Chain-of-thought can hurt performance on tasks where thinking makes humans worse

Where Chain-of-Thought (CoT) Helps vs Hurts

  • CoT is widely reported (and in the paper) to improve many tasks, especially complex reasoning and code generation.
  • The new result: on some tasks—implicit statistical learning, visual recognition, and pattern classification with exceptions—forcing step-by-step reasoning can significantly reduce accuracy.
  • Some commenters liken this to “don’t overthink it”: for tasks optimized for fast pattern recognition, serial verbal reasoning can interfere with strong implicit representations.
  • Others note that CoT also adds major inference cost, undermining the “train once, cheap inference forever” promise.

Human Cognition Parallels (Overthinking, Muscle Memory)

  • Many draw analogies to humans:
    • Sports, catching balls, pool, and motor skills get worse when you consciously micromanage movements instead of relying on muscle memory / implicit learning.
    • Flow states vs self-conscious analysis in athletics and creativity.
    • Grammar judgments and password recall that degrade when you try to verbalize each step.
  • These are framed as evidence that explicit reasoning can disrupt optimized implicit processes in both brains and models.

Do LLMs ‘Reason’ or Just Predict Tokens?

  • One camp: LLMs are “just” next-token predictors / compressed internet; CoT cannot create information that isn’t there, only rephrases patterns.
  • Opposing camp: next-token prediction doesn’t preclude reasoning; humans may also be sophisticated predictors. Good performance on math, code, and logic-like tasks is cited as evidence of emergent reasoning.
  • Disagreement over whether mathematical or scientific breakthroughs are necessary to count as “real reasoning,” and whether current models are fundamentally incapable of such leaps.

World Models, Semantics, and Plato’s Cave

  • Some argue LLMs lack true world models, ontology, and grounded semantics; they manipulate symbols without experiential contact with reality.
  • Others cite research suggesting internal “world-like” representations (e.g., in games, demographics, physics-like structure) emerge because they improve prediction.
  • A recurring metaphor: LLMs operate on “word models,” akin to prisoners in Plato’s Cave inferring the world from shadows (text), not direct experience.

AGI Prospects and Local Maxima

  • Several commenters see LLMs as a local maximum, not a path to AGI: no persistent memory, no embodied world modeling, heavy dependence on static training.
  • Others think LLMs (or LLM-like components) will remain central building blocks of more general systems, especially when combined with tools, memory, and multimodal input.
  • The thread reflects strong skepticism about AGI timelines, but also recognition of LLMs’ surprising versatility and economic value.
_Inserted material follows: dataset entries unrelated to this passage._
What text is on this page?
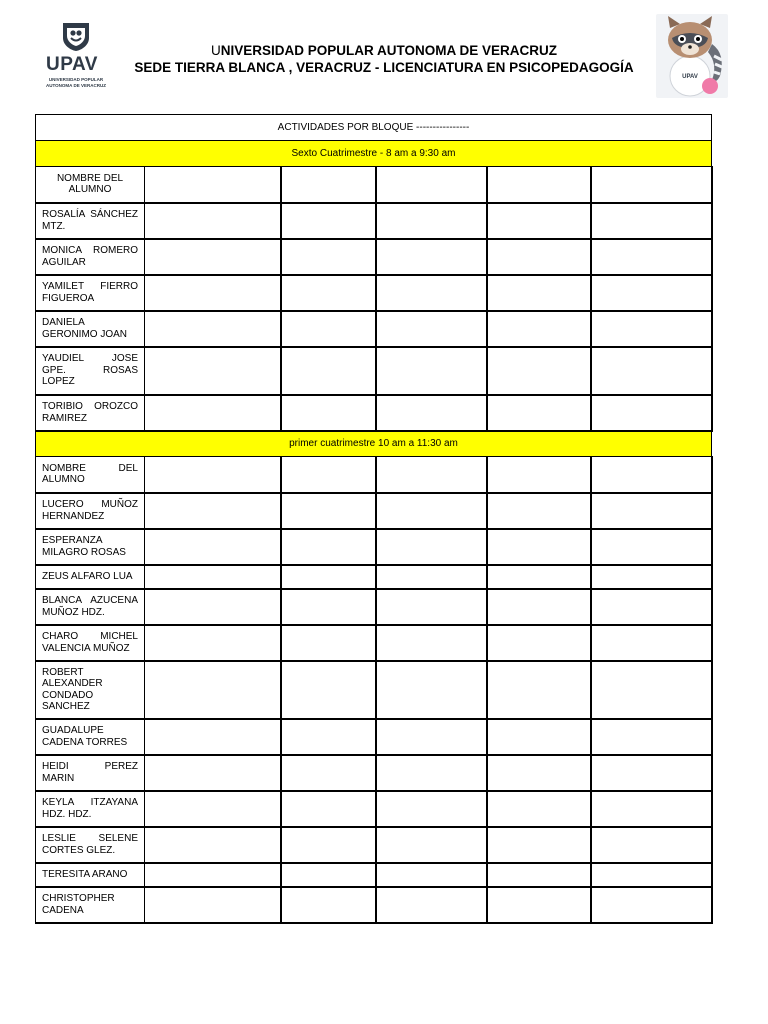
UPAV
UNIVERSIDAD POPULAR
AUTONOMA DE VERACRUZ
UNIVERSIDAD POPULAR AUTONOMA DE VERACRUZ
SEDE TIERRA BLANCA , VERACRUZ - LICENCIATURA EN PSICOPEDAGOGÍA
UPAV
ACTIVIDADES POR BLOQUE ----------------					
Sexto Cuatrimestre - 8 am a 9:30 am					
NOMBRE DEL ALUMNO					
ROSALÍA SÁNCHEZ MTZ.					
MONICA ROMERO AGUILAR					
YAMILET FIERRO FIGUEROA					
DANIELA GERONIMO JOAN					
YAUDIEL JOSE GPE. ROSAS LOPEZ					
TORIBIO OROZCO RAMIREZ					
primer cuatrimestre 10 am a 11:30 am					
NOMBRE DEL ALUMNO					
LUCERO MUÑOZ HERNANDEZ					
ESPERANZA MILAGRO ROSAS					
ZEUS ALFARO LUA					
BLANCA AZUCENA MUÑOZ HDZ.					
CHARO MICHEL VALENCIA MUÑOZ					
ROBERT ALEXANDER CONDADO SANCHEZ					
GUADALUPE CADENA TORRES					
HEIDI PEREZ MARIN					
KEYLA ITZAYANA HDZ. HDZ.					
LESLIE SELENE CORTES GLEZ.					
TERESITA ARANO					
CHRISTOPHER CADENA					
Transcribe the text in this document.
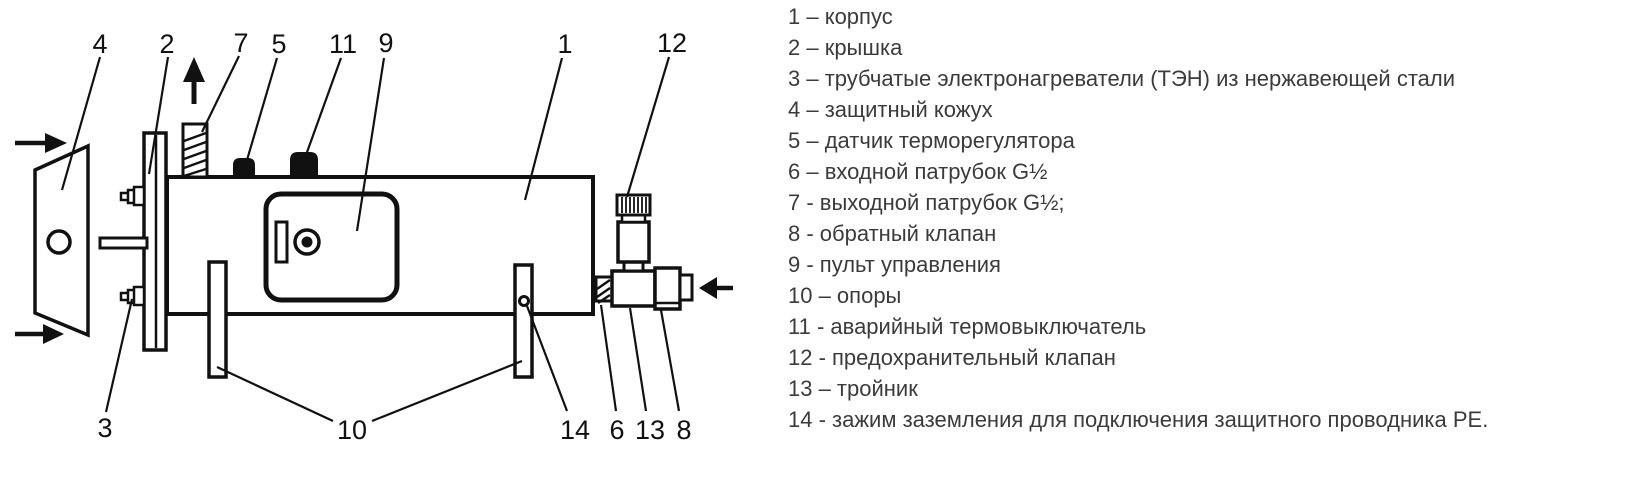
4 2 7 5 11 9	1	12
3	10	14 6 13 8
1 – корпус
2 – крышка
3 – трубчатые электронагреватели (ТЭН) из нержавеющей стали
4 – защитный кожух
5 – датчик терморегулятора
6 – входной патрубок G½
7 - выходной патрубок G½;
8 - обратный клапан
9 - пульт управления
10 – опоры
11 - аварийный термовыключатель
12 - предохранительный клапан
13 – тройник
14 - зажим заземления для подключения защитного проводника PE.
Benchmarks, Robustness, and Reproducibility

  • Some stress that CoT often empirically improves code and math evals; the paper’s negative results are framed as task-specific, not universal.
  • Others criticize LLM research for small or opaque datasets, lack of released code/data, and sensitivity to minor prompt changes (e.g., name swaps, irrelevant text).
  • There is interest in more systematic, adversarial benchmarks that probe robustness to superficial variations and clarify when CoT helps vs harms.